The disciples of Saint-Simon founded the utopian-socialist school of Saint-Simonianism and published many European union projects during the 1830s based on the idea of ‘universal association’, the motto of their new religion that sought to attain solidarity far beyond European borders both in industrial, political and mystical terms. Examples are the journal L’Européen founded by the French politician Phillippe Buchez (1796–1865), in which he appealed for a “European federation” in 1831, or the idea of the “Mediterranean System”, formulated by the French economist Michel Chevalier (1806–1879) in 1832, an economic and industrial project that would link West and East through the Mediterranean Sea. Other utopian socialists like the French writer Gustave d’Eichthal (1804–1886) and the French philosopher Victor Considerant (1808–1893) published their plans for a European federation in 1840. This coincided with the diplomatic Oriental Crisis, itself a consequence of the Egyptian-Ottoman war and the confrontational positions taken up by the powers in Europe, where once again France risked an armed conflict. All these authors claimed that after the Greek War of Independence of the 1820s had brought Greece back to the European community, a ‘perpetual peace’ could not be attained strictly within European borders. They broadened the mental map of Europe towards the East, even proposing Jerusalem, Istanbul, or Alexandria as capital cities for the future European federation, where the General Congress of Nations would sit. Meanwhile, the Spanish writer Juan Francisco Siñeriz (1778–1857) published the first European Constitution in Paris in 1839, an attempt to shape the juridical framework of a future European union. Despite their differences, which encompassed disagreements about European institutions and different ideas about the membership of Britain or Russia, all these projects shared the idea of a unity based on the independence of nations and the principles of democracy and representation, social cohesion and economic development.

Conclusion

In the aftermath of the French Revolution, different and often opposing ideas of Europe thrived on the continent. Older notions of European civilisation survived or were adapted to the new times. Meanwhile, contemporary developments such as industrialisation and the rise of nationalist movements, as well as political revolutions, had produced new ideas like a ‘United States of Europe’. The development of the modern political spectrum of conservatism, liberalism and socialism over the course of the nineteenth century was closely related to these new notions of ‘Europe’, with each camp articulating their own vision. In the context of the rise of modern nationalist movements, pacifist ideas of ‘perpetual peace’ gained importance as a solution to the conflicts that the nationalist struggles generated.

Discussion questions

  1. This chapter introduces many different ideas of Europe that developed during the nineteenth century. Can you point to any similarities they all share?
  2. Describe the relationship between rising nationalism in Europe and the changing ideas of ‘Europe’ in the nineteenth century.
  3. What role did religion play in modern ideas of ‘Europe’?

Suggested reading

Barnett, Michael N., Empire of Humanity: A History of Humanitarianism (Ithaca, NY: Cornell University Press, 2011).

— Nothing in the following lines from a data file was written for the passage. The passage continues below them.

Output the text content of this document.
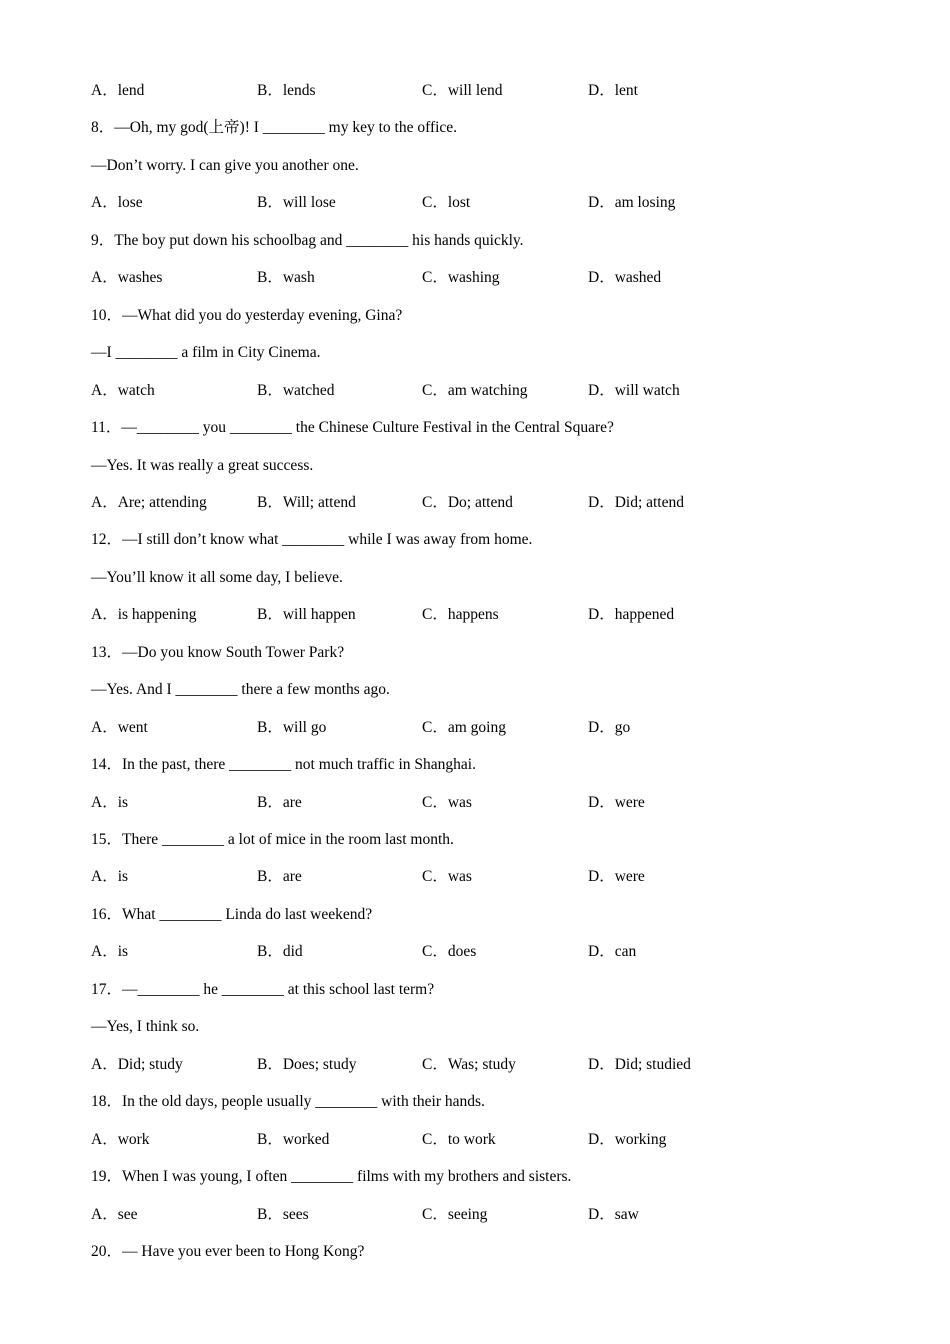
A．lend	B．lends	C．will lend	D．lent
8．—Oh, my god(上帝)! I ________ my key to the office.
—Don’t worry. I can give you another one.
A．lose	B．will lose	C．lost	D．am losing
9．The boy put down his schoolbag and ________ his hands quickly.
A．washes	B．wash	C．washing	D．washed
10．—What did you do yesterday evening, Gina?
—I ________ a film in City Cinema.
A．watch	B．watched	C．am watching	D．will watch
11．—________ you ________ the Chinese Culture Festival in the Central Square?
—Yes. It was really a great success.
A．Are; attending	B．Will; attend	C．Do; attend	D．Did; attend
12．—I still don’t know what ________ while I was away from home.
—You’ll know it all some day, I believe.
A．is happening	B．will happen	C．happens	D．happened
13．—Do you know South Tower Park?
—Yes. And I ________ there a few months ago.
A．went	B．will go	C．am going	D．go
14．In the past, there ________ not much traffic in Shanghai.
A．is	B．are	C．was	D．were
15．There ________ a lot of mice in the room last month.
A．is	B．are	C．was	D．were
16．What ________ Linda do last weekend?
A．is	B．did	C．does	D．can
17．—________ he ________ at this school last term?
—Yes, I think so.
A．Did; study	B．Does; study	C．Was; study	D．Did; studied
18．In the old days, people usually ________ with their hands.
A．work	B．worked	C．to work	D．working
19．When I was young, I often ________ films with my brothers and sisters.
A．see	B．sees	C．seeing	D．saw
20．— Have you ever been to Hong Kong?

Berend, Iván T., History Derailed. Central and Eastern Europe in the Long Nineteenth Century (Berkeley: University of California Press, 2005), https://doi.org/10.1525/9780520932098.

Breuilly, John, ‘Nationalism and national unification in nineteenth-century Europe’, in The Oxford Handbook of the History of Nationalism, ed. by John Breuilly (Oxford: Oxford University Press, 2013), pp. 149–174.

Evans, Richard J., The Pursuit of Power: Europe 1815–1914 (London: Penguin, 2016).

Gruner, Wolf D., Die deutsche Frage in Europa, 1800–1990 (Munich and Zurich: Piper, 1993).

Mack Smith, Denis, Mazzini (New Haven and London: Yale University Press, 1994).

Vick, Brian E., The Congress of Vienna: Power and Politics after Napoleon (Cambridge, MA and London: Harvard University Press, 2014).

Zawadzki, W.H., A Man of Honour: Adam Czartoryski as a Statesman of Russia and Poland 1795–1831 (Oxford: Oxford University Press, 1993).